Proof. Let $a_0\in A$ (possible, since $A$ is nonempty). Define $g\colon B\to A$ as follows:
$$g(b) = \left\{\begin{array}{ll}
a_0 &\text{if }b\notin f(A);\\
a &\text{if }b\in f(A)\text{ and }f(a)=b.
\end{array}\right.$$
Note that $g$ is well defined, since $f$ is one-to-one, so there is at most one $a\in A$ with $f(a)=b$. And $g$ is onto, because give $a\in A$, $g(f(a))=a$. $\Box$
Now, we are assuming that there exists an embedding $(0,1)\hookrightarrow A$. Therefore, there is a surjection $g\colon A\to (0,1)$. If $f\colon\mathbb{N}\to A$, then $g\circ f\colon \mathbb{N}\to (0,1)$ is a function that is not onto.

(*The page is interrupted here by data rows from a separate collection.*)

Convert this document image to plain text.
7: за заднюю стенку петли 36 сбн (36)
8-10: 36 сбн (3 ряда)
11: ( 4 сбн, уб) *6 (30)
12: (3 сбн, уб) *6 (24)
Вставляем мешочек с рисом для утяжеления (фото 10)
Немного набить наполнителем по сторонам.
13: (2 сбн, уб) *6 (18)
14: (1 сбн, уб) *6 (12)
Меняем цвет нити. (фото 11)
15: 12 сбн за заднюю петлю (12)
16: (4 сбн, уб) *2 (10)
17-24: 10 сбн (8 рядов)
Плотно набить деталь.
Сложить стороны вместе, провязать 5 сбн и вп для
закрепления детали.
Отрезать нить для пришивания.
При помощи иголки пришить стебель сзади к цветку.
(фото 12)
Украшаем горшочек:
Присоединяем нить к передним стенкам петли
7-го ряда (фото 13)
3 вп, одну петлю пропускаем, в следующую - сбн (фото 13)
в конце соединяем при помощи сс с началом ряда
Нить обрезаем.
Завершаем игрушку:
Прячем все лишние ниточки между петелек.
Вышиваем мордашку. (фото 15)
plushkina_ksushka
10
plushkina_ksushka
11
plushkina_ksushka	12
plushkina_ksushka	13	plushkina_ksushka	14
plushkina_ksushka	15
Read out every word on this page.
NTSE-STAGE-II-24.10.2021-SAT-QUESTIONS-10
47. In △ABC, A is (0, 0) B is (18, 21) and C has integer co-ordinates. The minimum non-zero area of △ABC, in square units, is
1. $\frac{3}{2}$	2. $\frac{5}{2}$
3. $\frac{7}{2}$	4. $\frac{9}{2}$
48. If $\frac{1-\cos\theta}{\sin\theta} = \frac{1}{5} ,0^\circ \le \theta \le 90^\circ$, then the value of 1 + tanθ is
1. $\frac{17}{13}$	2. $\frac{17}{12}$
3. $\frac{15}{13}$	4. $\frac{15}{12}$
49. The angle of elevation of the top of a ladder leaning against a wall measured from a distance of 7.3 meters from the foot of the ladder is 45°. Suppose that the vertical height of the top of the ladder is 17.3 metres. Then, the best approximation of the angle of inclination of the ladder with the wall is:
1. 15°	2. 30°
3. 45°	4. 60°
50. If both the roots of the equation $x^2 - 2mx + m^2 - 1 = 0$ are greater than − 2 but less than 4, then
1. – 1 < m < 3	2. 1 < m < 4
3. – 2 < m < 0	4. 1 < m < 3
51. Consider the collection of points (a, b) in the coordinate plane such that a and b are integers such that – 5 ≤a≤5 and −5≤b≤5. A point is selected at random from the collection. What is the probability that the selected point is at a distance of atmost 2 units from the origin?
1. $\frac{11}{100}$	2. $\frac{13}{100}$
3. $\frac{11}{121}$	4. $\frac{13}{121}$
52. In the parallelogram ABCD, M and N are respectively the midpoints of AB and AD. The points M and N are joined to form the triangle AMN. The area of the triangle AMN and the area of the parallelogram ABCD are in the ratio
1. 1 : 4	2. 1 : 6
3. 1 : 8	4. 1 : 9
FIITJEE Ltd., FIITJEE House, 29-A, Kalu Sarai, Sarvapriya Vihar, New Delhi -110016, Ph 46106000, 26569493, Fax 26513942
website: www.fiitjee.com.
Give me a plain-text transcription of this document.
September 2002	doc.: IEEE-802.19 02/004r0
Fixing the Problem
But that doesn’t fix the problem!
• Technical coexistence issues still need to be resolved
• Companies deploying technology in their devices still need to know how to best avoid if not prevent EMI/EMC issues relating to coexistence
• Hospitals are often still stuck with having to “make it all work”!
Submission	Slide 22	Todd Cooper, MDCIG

Conclude that $f$ is not onto. Conclude that $A$ is not countable.
Alternatively, by contradiction: suppose $f\colon\mathbb{N}\to A$ is onto. Let $S\subseteq \mathbb{N}$ be the set of all natural numbers such that $f(n)\in (0,1)$ (we are vieweing $(0,1)$ as a subset of $A$ via the inclusion). Then $f$ would be an onto function from a countable set (every subset of $\mathbb{N}$ is countable) onto $(0,1)$, which contradicts the fact that $(0,1)$ is not countable.